Ask Amy: Advice for the Real World

DEAR AMY: My husband and I have been married for 10 years. We have two wonderful small children and a very busy life. Our problem comes from the way we argue (or the lack of argument, really). He says that I bottle up all of the everyday slights and problems and then explode with complaints that are weeks old and no longer actionable. I admit that he is right, so I try to bring up issues as they occur and not let everything bottle up.

I am very verbal when we do argue, because I have been preparing my thoughts in my head for some time. He, on the other hand, seems to always be silent when confronted with these thoughts. He seems to need some time to process before offering a response.

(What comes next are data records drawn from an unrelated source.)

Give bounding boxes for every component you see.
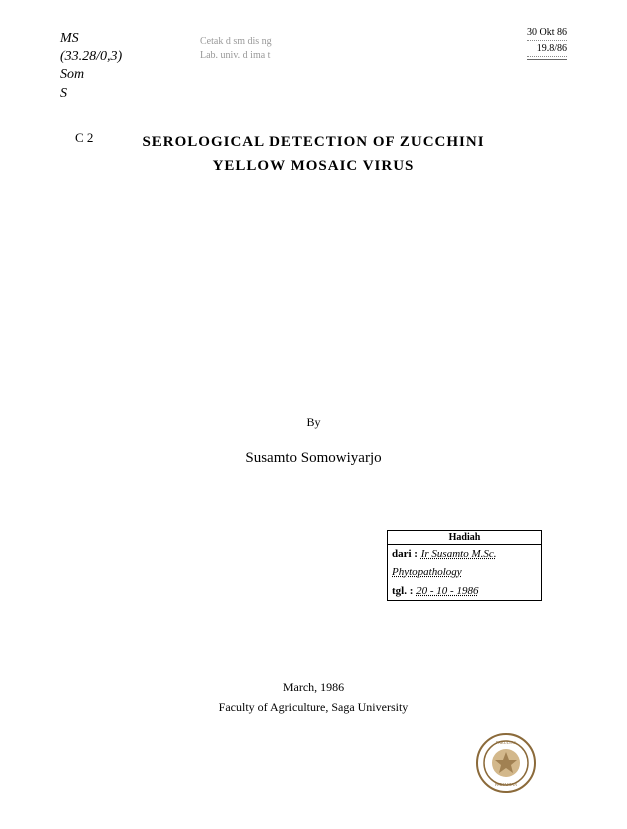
gift-date-row: tgl. : 20 - 10 - 1986: [388, 582, 541, 600]
gift-date-label: tgl. :: [392, 585, 413, 597]
gift-from-label: dari :: [392, 548, 418, 560]
institutional-seal-icon: FAKULTAS PERTANIAN: [475, 732, 537, 794]
svg-text:FAKULTAS: FAKULTAS: [496, 740, 516, 745]
note-line: MS: [60, 30, 122, 48]
document-title: SEROLOGICAL DETECTION OF ZUCCHINI YELLOW…: [0, 130, 627, 178]
gift-from-row: dari : Ir Susamto M.Sc.: [388, 545, 541, 563]
title-line-1: SEROLOGICAL DETECTION OF ZUCCHINI: [100, 130, 527, 154]
faded-line: Cetak d sm dis ng: [200, 35, 272, 49]
gift-dept-row: Phytopathology: [388, 563, 541, 581]
gift-header: Hadiah: [388, 531, 541, 545]
note-line: S: [60, 85, 122, 103]
note-line: (33.28/0,3): [60, 48, 122, 66]
publication-date: March, 1986: [0, 680, 627, 695]
handwritten-classification: MS (33.28/0,3) Som S: [60, 30, 122, 103]
gift-dept-value: Phytopathology: [392, 566, 462, 578]
author-name: Susamto Somowiyarjo: [0, 450, 627, 467]
gift-stamp-box: Hadiah dari : Ir Susamto M.Sc. Phytopath…: [387, 530, 542, 601]
stamp-date-line: 30 Okt 86: [527, 25, 567, 41]
faded-header-text: Cetak d sm dis ng Lab. univ. d ima t: [200, 35, 272, 63]
by-label: By: [0, 415, 627, 430]
stamp-ref-line: 19.8/86: [527, 41, 567, 57]
note-line: Som: [60, 66, 122, 84]
gift-date-value: 20 - 10 - 1986: [416, 585, 478, 597]
faded-line: Lab. univ. d ima t: [200, 49, 272, 63]
receipt-stamp: 30 Okt 86 19.8/86: [527, 25, 567, 60]
title-line-2: YELLOW MOSAIC VIRUS: [100, 154, 527, 178]
affiliation: Faculty of Agriculture, Saga University: [0, 700, 627, 715]
svg-text:PERTANIAN: PERTANIAN: [495, 782, 517, 787]
gift-from-value: Ir Susamto M.Sc.: [421, 548, 497, 560]
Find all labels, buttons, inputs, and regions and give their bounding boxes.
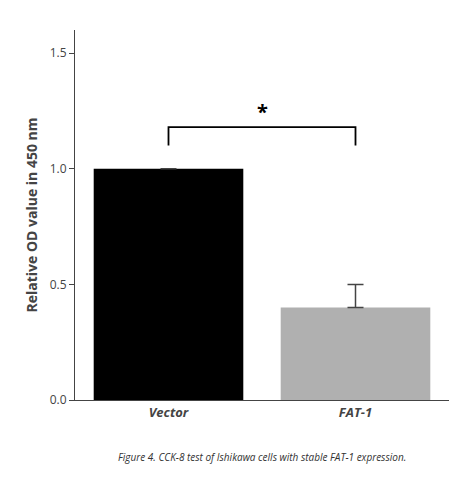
svg-text:1.0: 1.0 <box>50 160 67 177</box>
svg-text:Figure 4. CCK-8 test of Ishika: Figure 4. CCK-8 test of Ishikawa cells w… <box>118 450 406 464</box>
svg-text:0.5: 0.5 <box>50 276 67 293</box>
svg-text:Relative OD value in 450 nm: Relative OD value in 450 nm <box>22 117 41 312</box>
svg-text:FAT-1: FAT-1 <box>339 403 372 421</box>
svg-text:1.5: 1.5 <box>50 44 67 61</box>
svg-text:0.0: 0.0 <box>50 391 67 408</box>
svg-text:*: * <box>257 98 268 125</box>
svg-text:Vector: Vector <box>149 403 189 421</box>
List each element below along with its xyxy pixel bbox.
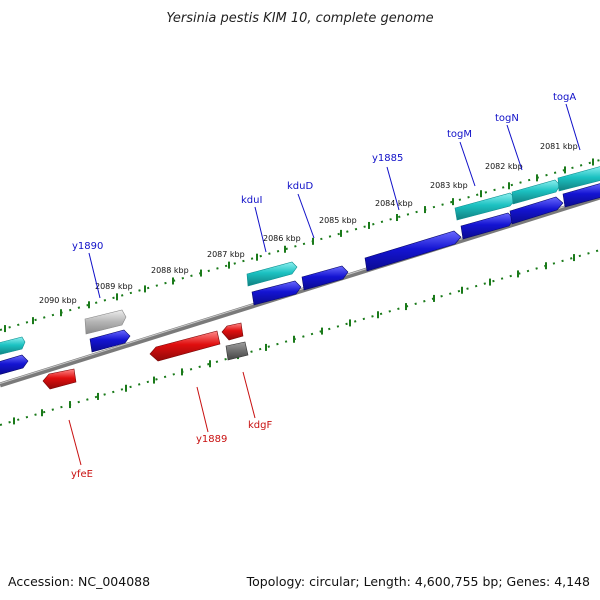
gene-label-togA: togA — [553, 92, 576, 103]
gene-label-y1889: y1889 — [196, 434, 227, 445]
cds-red-yfeE — [42, 368, 77, 390]
gene-label-y1885: y1885 — [372, 153, 403, 164]
cds-blue-left — [0, 354, 29, 375]
backbone-line — [0, 194, 600, 388]
gene-leader-line — [459, 141, 476, 187]
feature-cyan-togA — [557, 166, 600, 192]
kbp-label: 2089 kbp — [95, 282, 133, 291]
accession-text: Accession: NC_004088 — [8, 574, 150, 589]
gene-label-yfeE: yfeE — [71, 469, 93, 480]
gene-leader-line — [242, 371, 256, 419]
genome-summary-text: Topology: circular; Length: 4,600,755 bp… — [246, 574, 590, 589]
cds-blue-togN — [509, 196, 564, 225]
map-title: Yersinia pestis KIM 10, complete genome — [166, 11, 433, 26]
kbp-label: 2086 kbp — [263, 234, 301, 243]
forward-cds-track — [0, 183, 600, 375]
kbp-scale-labels: 2090 kbp 2089 kbp 2088 kbp 2087 kbp 2086… — [39, 142, 578, 305]
kbp-label: 2081 kbp — [540, 142, 578, 151]
reverse-track-dotted-line — [0, 249, 600, 426]
forward-major-ticks — [4, 158, 594, 333]
feature-cyan-left — [0, 336, 26, 355]
gene-label-y1890: y1890 — [72, 241, 103, 252]
cds-blue-y1885 — [364, 230, 462, 272]
gene-label-togN: togN — [495, 113, 519, 124]
cds-red-y1889 — [149, 330, 221, 362]
gene-leader-line — [68, 419, 82, 466]
cds-blue-y1890 — [89, 329, 131, 353]
kbp-label: 2083 kbp — [430, 181, 468, 190]
reverse-cds-track — [42, 322, 249, 390]
kbp-label: 2082 kbp — [485, 162, 523, 171]
gene-label-kdgF: kdgF — [248, 420, 272, 431]
gene-leader-line — [254, 206, 267, 253]
gene-leader-line — [506, 124, 523, 171]
gene-leader-line — [386, 166, 400, 211]
gene-leader-line — [88, 252, 101, 299]
reverse-gene-labels: yfeE y1889 kdgF — [68, 371, 272, 480]
cds-blue-kduI — [251, 280, 302, 306]
reverse-tick-track — [0, 249, 600, 426]
pseudo-gene-y1890 — [84, 309, 127, 335]
feature-cyan-togN — [511, 179, 561, 205]
gene-leader-line — [565, 103, 581, 151]
feature-cyan-kduI — [246, 261, 298, 287]
gene-label-kduD: kduD — [287, 181, 313, 192]
kbp-label: 2085 kbp — [319, 216, 357, 225]
kbp-label: 2088 kbp — [151, 266, 189, 275]
cds-red-small — [221, 322, 244, 341]
cds-blue-togA — [562, 183, 600, 208]
kbp-label: 2084 kbp — [375, 199, 413, 208]
forward-gene-labels: y1890 kduI kduD y1885 togM togN togA — [72, 92, 581, 299]
kbp-label: 2090 kbp — [39, 296, 77, 305]
gene-label-kduI: kduI — [241, 195, 262, 206]
gene-label-togM: togM — [447, 129, 472, 140]
gene-leader-line — [297, 193, 315, 239]
pseudo-gene-kdgF — [225, 341, 249, 361]
kbp-label: 2087 kbp — [207, 250, 245, 259]
forward-feature-track — [0, 166, 600, 355]
forward-tick-track — [0, 158, 600, 333]
gene-leader-line — [196, 386, 209, 433]
cds-blue-kduD — [301, 265, 349, 291]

My question is: would it be awkward to write him a letter with my thoughts, give it to him, allow him time to process, and then have a discussion? I want to have more productive arguments and this is the only thing I can think of!

— Want to Argue Well

Dear Want to Argue: You are insightful to realize that you and your husband have different communication styles, and that there is nothing “wrong” with the way he processes information and responds.

I think that some people are genuinely afraid to argue, because they equate arguing with “fighting,” and this makes them feel insecure about the relationship. So the first thing you both need to do is to acknowledge and assure one another that your relationship is solid and that it will survive everyday disagreements. It is also important that your children witness your ability to work through problems, and work things out.

I do think it’s a little awkward to write out a list of grievances in the form of a letter, but the person you should ask about this is your husband. He might prefer this to what he perceives as a personal confrontation of stored-up problems.

Another way to handle this might be to have regular “meetings,” where you two sit down on a schedule and review what is going well, and also both bring up tougher topics. If you have scheduled meetings, you might be able to discuss these challenges during times when you’re in a good mood, and not feeling heated.

A book for you to read together is “The Heart of the Fight: A Couple’s Guide to 15 Common Fights, What they Really Mean, and How They Can Bring You Together,” by Judith Wright and Bob Wright (2016, New Harbinger Publications).